The Season of Ice
by Steve Cotherman

The author serves as the site director for the Society's Madeline Island Historical Museum. Steve describes himself as an indoor person.

  
In northern Wisconsin, winter is the time of ice. Up here, a lot of folks live for ice.

Many people think winter is the time to hibernate, to slow down. Around Lake Superior, though, winter is when folks recharge—only the smallest minority here think winter is the time to revel in solitude and to get a lot of reading done. Most race around, some motorized, some not, sliding across any frozen or snow-covered surfaces.

    Jim, Charly, Buster and Scotty deliver the mail.
  Jim Fuller, Charly, and dogs, Buster and Scotty, delivering the U.S. Mail during the winter. La Pointe, Madeline Island, Wisconsin, circa 1915-1925. SHSW WHi (X3) 41235.

For me, winter is when the woods are the most inviting, for there are no bugs and very little gets in the way of the view. I like the woods in the winter. They are lit with a blue and yellow glow late on a January day. In the summer, they are dark and hot and wet and a little foreboding. In the summer, I never go into the woods. I skirt the edges, admiring the green and looking for brave wild flowers that have escaped the dark for life on the edge of the woods, along a path or road.

  Chopping ice for summer.   
  Chopping ice for summer in front of the La Pointe dock, Madeline Island, Wisconsin, circa 1930-1940. SHSW WHi (X3) 41175.  

In northern Wisconsin, winter is the time of ice. Up here, a lot of folks live for ice. Some of us less-indoctrinated types are glad for the recent mild winters. Lovers of ice, on the other hand, get depressed. They need lots of snow and weeks of temperatures hovering around zero.

On Madeline Island, the season of ice means freedom—freedom from ferry boat schedules and rough seas, and the cost of transportation over to and back from the mainland. Islanders come alive in the winter, for this is the time of the year when they are most free. Only a freedom lover lives on an island to begin with. So, for a short but invigorating period of around two to ten weeks, there is an ice road between Bayfield and the island. It is maintained just like a county highway, which it is, technically. It is plowed clear of snow, making a nifty embankment on either side of the road for the driver to follow. Leftover Christmas trees are planted along this ridge to mark the road. This is especially useful in a storm when the road and sky are white but the Christmas trees are green. It is reassuring to see a tree emerge from a white-out when one is driving blind across a 2.5-mile expanse of frozen Lake Superior.

   Wind sled.
  A modern "wind sled" on Madeline Island, circa 1954. SHSW WHi (X3) 41162.

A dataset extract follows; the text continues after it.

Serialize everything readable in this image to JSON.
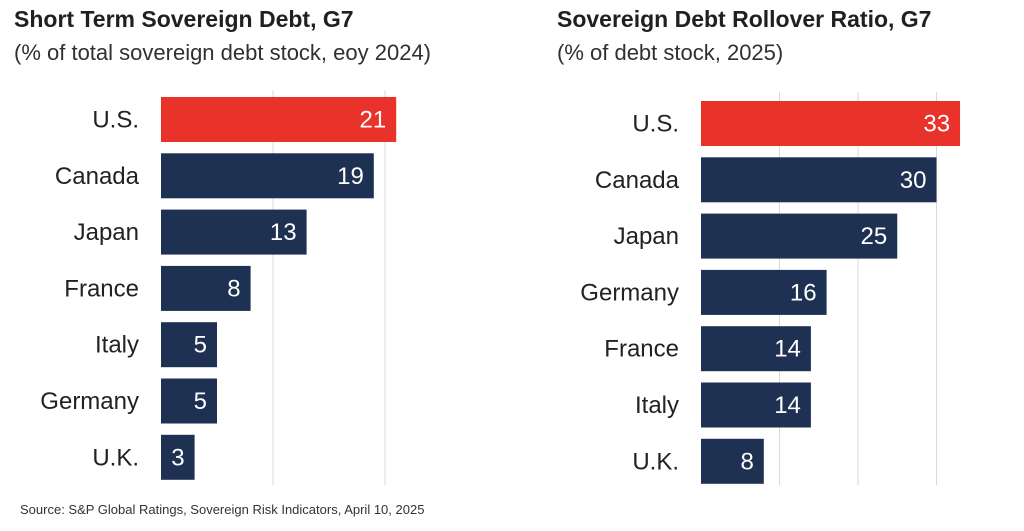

There is a strange time when neither ferry boats nor cars can cross the lake. This is the time when the ice is thick enough to support a person on skis, snowshoes, or even a snow machine (city folks call them snowmobiles), but not sturdy enough to support a pickup truck laden with builder's tools. At this time of early ice, the infamous wind sled makes its annual appearance. The wind sled—an open 24-foot boat with skids on the bottom and an airplane engine in back offers a trip which lasts less than five minutes each way.

One has two choices on the wind sled. Sit in front and risk being crippled as your back bears the brunt of each and every bump, crack, and frozen irregularity; this is not an ice skating rink and there is no Zamboni to prepare the way from Bayfield to La Pointe. Or you can choose to sit in back, where the ride is smoother but the roar of the engine leaves one nearly deaf. Those are your choices: crippled or deaf.

In a normal winter with lots of storms over Lake Superior, a huge crack, or heave, develops in the ice about 25 yards offshore from the Bayfield approach. This crack occurs nearly every year. You can't drive across the crack—well, actually you can, but your car might end up in 25 feet of water. You must park and walk across the crack to the wind sled to take you to the island. One year they tried to span the crack with a wooden bridge sturdy enough to bear the weight of a car or pickup truck. This worked for a week until the ice heaved again and knocked over the bridge. This phenomenon is like an earthquake fault line in which two opposing ice masses crash into each other and either go up (a heave) or go down to make a big sink hole or crack. Cracks and sink holes appear in the middle of the channel as well, so it is not unusual for the road to be moved from day to day, a few yards thisaway or thataway.

Eventually, the snow stops and the ice gives way. In 1993 the lake was frozen solid, but was slushy and dangerous until March 31, when a ferocious nor'easter blew in and completely destroyed the ice between Bayfield and the island. Early in the morning of April 1 the ferry boat started up again for the year, plowing across the two miles of the bay through jagged ice floes, bringing islanders' unfettered freedom to a quick end, at least for another year. One day you've got ice, the next day—ice water.